AkariAsai / self-rag

This includes the original implementation of SELF-RAG: Learning to Retrieve, Generate and Critique through self-reflection by Akari Asai, Zeqiu Wu, Yizhong Wang, Avirup Sil, and Hannaneh Hajishirzi.
https://selfrag.github.io/
MIT License
1.76k stars 162 forks source link

accuracy metric #72

Open zhuzihan728 opened 5 months ago

zhuzihan728 commented 5 months ago

The accuracy in metrics.py is defined as

def accuracy(preds, labels):
    match_count = 0
    for pred, label in zip(preds, labels):
        target = label[0]
        if pred == target:
            match_count += 1

    return 100 * (match_count / len(preds))

While in run_short_form.py, acc is calculated per data instance:

if args.metric == "accuracy":
            metric_result = accuracy(pred, row["output"])

where pred is some string, and row["output"] is neither present in any short-form dataset, nor defined in your code.

leeds1219 commented 4 months ago

changed "output" to "answers" and it kind of fixed the problem but 0it [00:00, ?it/s]

...

Processed prompts: 0%| | 0/10 [00:00<?, ?it/s]

Processed prompts: 10%|█ | 1/10 [00:00<00:03, 2.59it/s]

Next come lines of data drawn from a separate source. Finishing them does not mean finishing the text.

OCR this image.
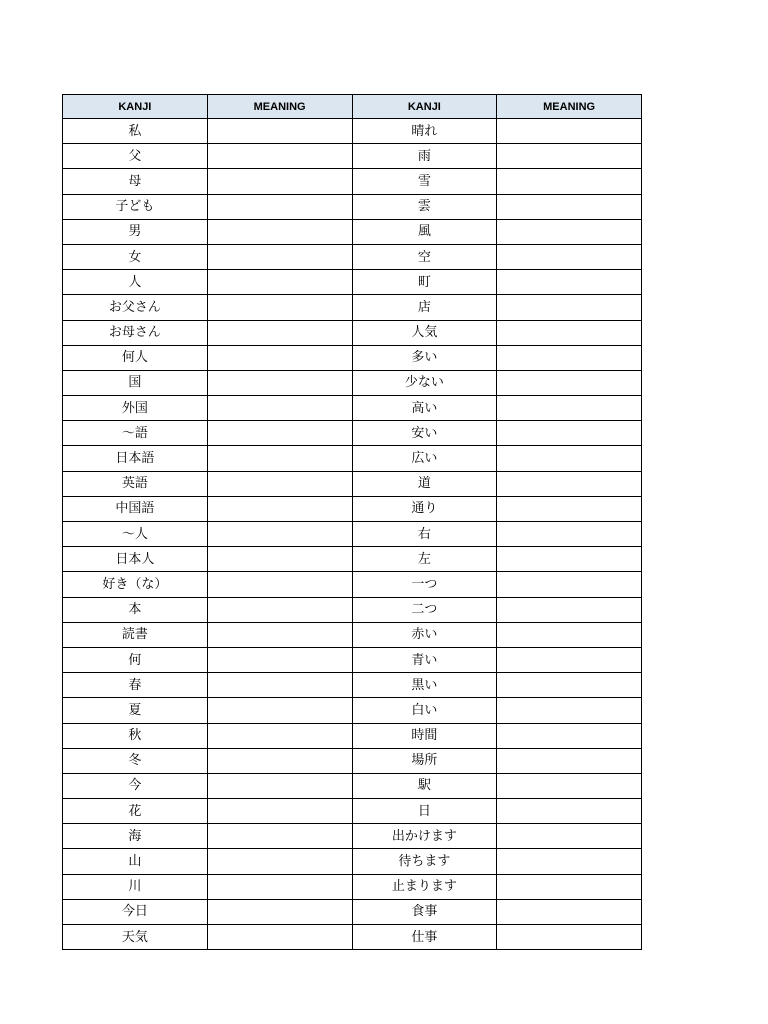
KANJI	MEANING	KANJI	MEANING
私		晴れ	
父		雨	
母		雪	
子ども		雲	
男		風	
女		空	
人		町	
お父さん		店	
お母さん		人気	
何人		多い	
国		少ない	
外国		高い	
～語		安い	
日本語		広い	
英語		道	
中国語		通り	
～人		右	
日本人		左	
好き（な）		一つ	
本		二つ	
読書		赤い	
何		青い	
春		黒い	
夏		白い	
秋		時間	
冬		場所	
今		駅	
花		日	
海		出かけます	
山		待ちます	
川		止まります	
今日		食事	
天気		仕事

Processed prompts: 70%|███████ | 7/10 [00:00<00:00, 13.11it/s] Processed prompts: 100%|██████████| 10/10 [00:00<00:00, 15.28it/s]

19it [00:53, 2.81s/it] Traceback (most recent call last): File "run_short_form.py", line 378, in main() File "run_short_form.py", line 349, in main metric_result = accuracy(pred, row["answers"]) File "/workspace/rag/rag/self-rag/retrieval_lm/metrics.py", line 21, in accuracy target = label[0] IndexError: string index out of range

i think the code isnt complete yet...

leeds1219 commented 4 months ago
preds = []
prompts = []
golds = []
metric_results = []
scores = []
all_results = []
count = 0
for i, row in tqdm(enumerate(input_data)):
    results = {}
    prompt = PROMPT_DICT["prompt_no_input"].format_map(row)
    _, evidences = process_data_evidences(row, top_n=args.ndocs)
    pred, results, do_retrieve = generate(
        prompt, evidences, max_new_tokens=args.max_new_tokens,)
    if type(pred) is str and pred[0] == "#" or pred[0] == ":":
        pred = pred[1:]
    prompts.append(prompt)
    preds.append(pred)
    all_results.append(results)
    if do_retrieve is True:
        count += 1
    if "answers" not in row and "answer" in row:
        row["answers"] = [row["answer"]] if type(
            row["answer"]) is str else row["answer"]
    ######################################################################
    # 2024-05-22 fixed index outof range error        
    row["answers"] = [answer for answer in row["answers"] if answer != ""] 
    ######################################################################
    if args.metric == "accuracy":

#############################################################################################

2024-05-22 fixed key error "output" doesnt exist

        # metric_result = accuracy(pred, row["output"])
        metric_result = accuracy(pred, row["answers"])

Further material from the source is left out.